Millikin’s Right to a Vaccine Mandate

August 27, 2021

On Tuesday, August 23, the FDA approved the Pfizer vaccine, making it the first Covid-19 vaccine to be approved and FDA tested. And as of this morning, due to a state-wide mandate, Millikin has mandated the vaccine. Mandating the vaccine will help to ensure the campus is not a super spreader and furthermore prevent us from going remote for an unknown period of time. It is within Millikin’s power to do this, and Millikin’s right. 

In 1905, the Supreme Court decided in Jacobson v. Massachusetts that the state of Massachusetts can use their power to enforce the smallpox vaccine. Millikin enforcing a vaccine mandate for students on campus is constitutional, and they wouldn’t be the first school to enforce this mandate.
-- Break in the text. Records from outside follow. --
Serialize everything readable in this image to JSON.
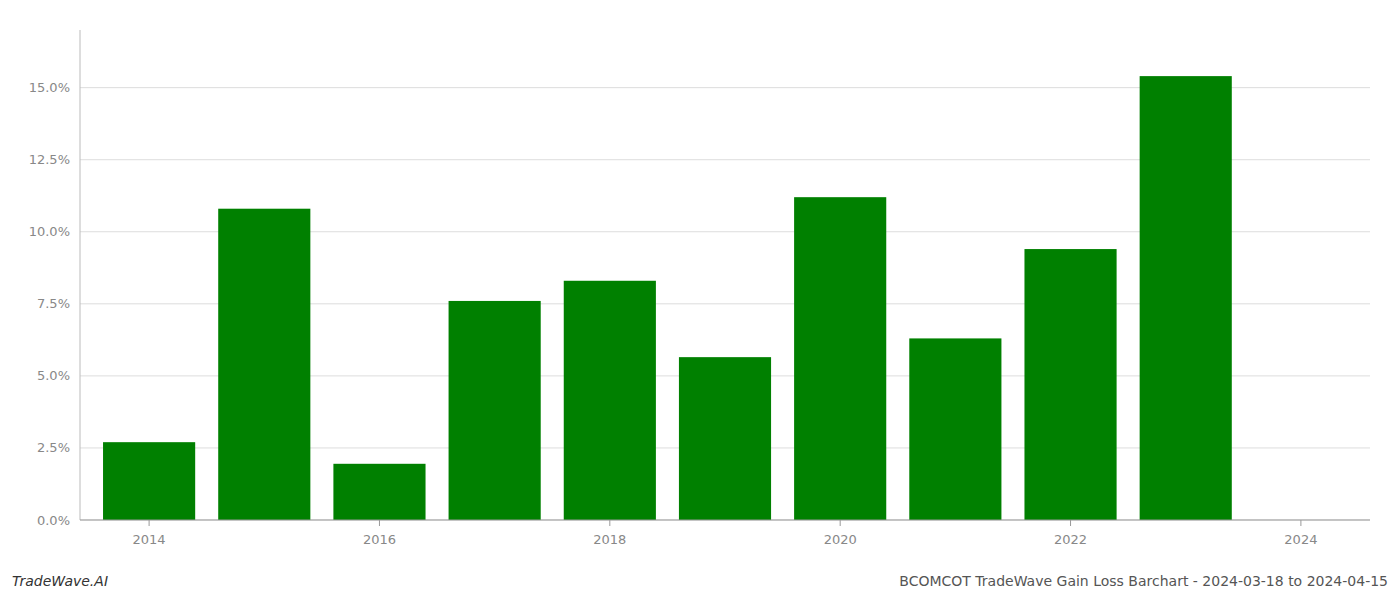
{
  "chart_data": {
    "type": "bar",
    "x": [
      2014,
      2015,
      2016,
      2017,
      2018,
      2019,
      2020,
      2021,
      2022,
      2023
    ],
    "values": [
      0.027,
      0.108,
      0.0195,
      0.076,
      0.083,
      0.0565,
      0.112,
      0.063,
      0.094,
      0.154
    ],
    "color": "#008000",
    "xlim": [
      2013.4,
      2024.6
    ],
    "xticks": [
      2014,
      2016,
      2018,
      2020,
      2022,
      2024
    ],
    "ylim": [
      0,
      0.17
    ],
    "yticks": [
      {
        "value": 0.0,
        "label": "0.0%"
      },
      {
        "value": 0.025,
        "label": "2.5%"
      },
      {
        "value": 0.05,
        "label": "5.0%"
      },
      {
        "value": 0.075,
        "label": "7.5%"
      },
      {
        "value": 0.1,
        "label": "10.0%"
      },
      {
        "value": 0.125,
        "label": "12.5%"
      },
      {
        "value": 0.15,
        "label": "15.0%"
      }
    ],
    "grid": true,
    "annotations": [
      "TradeWave.AI",
      "BCOMCOT TradeWave Gain Loss Barchart - 2024-03-18 to 2024-04-15"
    ]
  }
}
Indiana University is mandating their students to get the Covid vaccine or face the consequences. Some students were outraged at this right the University has and attempted to take it up to the Supreme Court and argue that the university enforcing the Covid vaccine goes against their constitutional rights. This case was shot down by Justice Amy Coney Barrett, who didn’t even take the case into consideration, proving that a university can legally mandate the vaccine for its students.

I would understand the fear of possibly being forced to get a vaccine that is not government approved, but now that the Pfizer vaccine has been approved by the FDA, the fears should be subsided and if you have already met the required vaccines Millikin mandates–that are approved by the FDA–why should the Covid vaccine be any different? I do understand the limitation put on some who cannot be vaccinated, as Millikin does as well.

We as students are mandated to show proof of vaccination for differing diseases (i.e. mumps, tetanus, measles) and within those requirements there is also a list of reasons as to why someone wouldn’t be vaccinated. If you are older than 63, have a medical condition, or a vaccine would go against your religious beliefs, you are not mandated to show proof of those vaccines. Not everyone fits in that list, but if you do you must show proof of how a vaccine will not be compliant with your physical/mental health.

The Covid-19 vaccine should not be any different. That is why along with the vaccination mandate, Millikin has provided an alternative safeguard for those who cannot be vaccinated or for those refuse the vaccine, the alternative being a mandatory weekly Covid-19 test from the on-campus testing sight. Regardless, Millikin is strongly encouraging students and faculty to get the vaccine, as they should, and have even added an additional vaccination clinic on September 3rd from 10:00 a.m. to 1:00 p.m. in the University Commons.